Written in the 1930s and set in an imagined year 2000, the script recounts a society’s frenetic response to an imminent cataclysmic event. Replete with cacophonous sound, jarring light and fitful movement—a mesmerizing intimation of synesthetic experience—the text conveys a sense of anxiety and uncertainty.
With dense accumulations of imagery and painted gestures adjoining three-dimensional elements puncturing and protruding from the surface, Hundley’s vibrant works appear alive and volatile. These teeming, insidious canvases impose a state of disquiet and hint at underlying violence with depictions of internal organs, crowds, ants, taxidermied animals, and a sculpture of the Fall of the Rebel Angels and The Last Judgment. Mediated by the processes of reproduction and re-presentation, it is difficult to locate these things in time and substance; the works resist attempts at deciphering. Echoing the improvisational approach of Artaud’s text, explicit meaning becomes elusive. Here, Hundley reinforces an awareness of the mutability of material and the subsequent need for alert and active viewing.

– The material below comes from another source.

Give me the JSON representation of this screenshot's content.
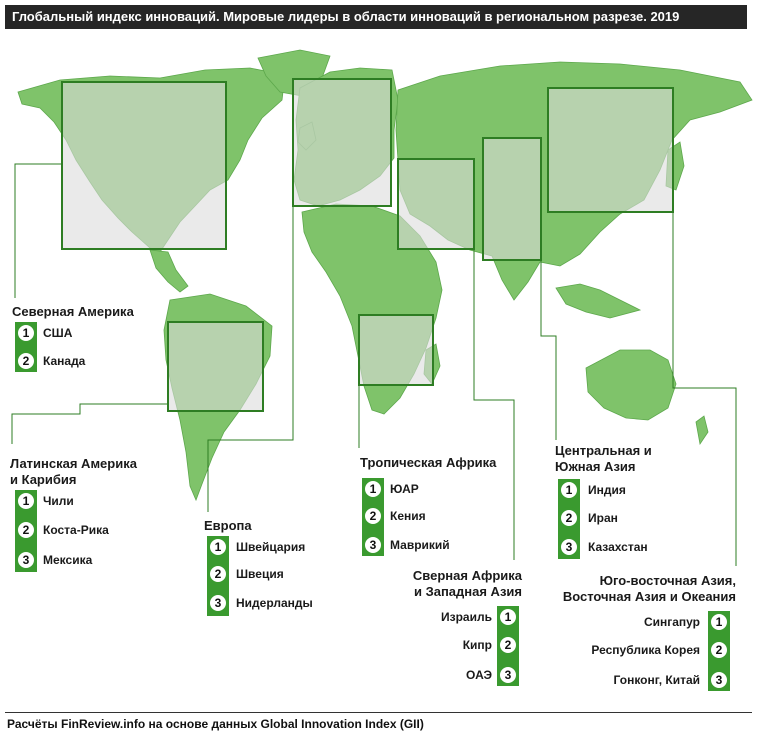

Previously engaging with translations of plays from antiquity, Hundley has sustained his interest in translation over time with “There Is No More Firmament." Moving from translation of language to translation of form, Hundley’s works perform the unfinished script throughout the exhibition. In this encounter with Artaud’s play—written in the past, projecting into a future that has now passed—time folds in on itself. Part science fiction, part political satire, the text’s inherent ambiguity allows it to remain eternally relevant; the unknown impending disaster could represent a number of contemporary threats. This ability to extend into perpetual reinterpretations expresses an innate accessibility at the core of Hundley’s sources, reinforced by his use of collage to open the experience and undermine an overwhelming seriousness.
Orchestrating a spectrum of perspectives, vignettes emerge from the swarm in these complex and exuberant works. Conflating color, language, sound, and motion, they approach a liminal sphere, conjuring visceral reactions. Like dialing between radio frequencies, Hundley lingers in the static between lucid signals and sporadic staccato transmissions, where dissolving is another type of becoming.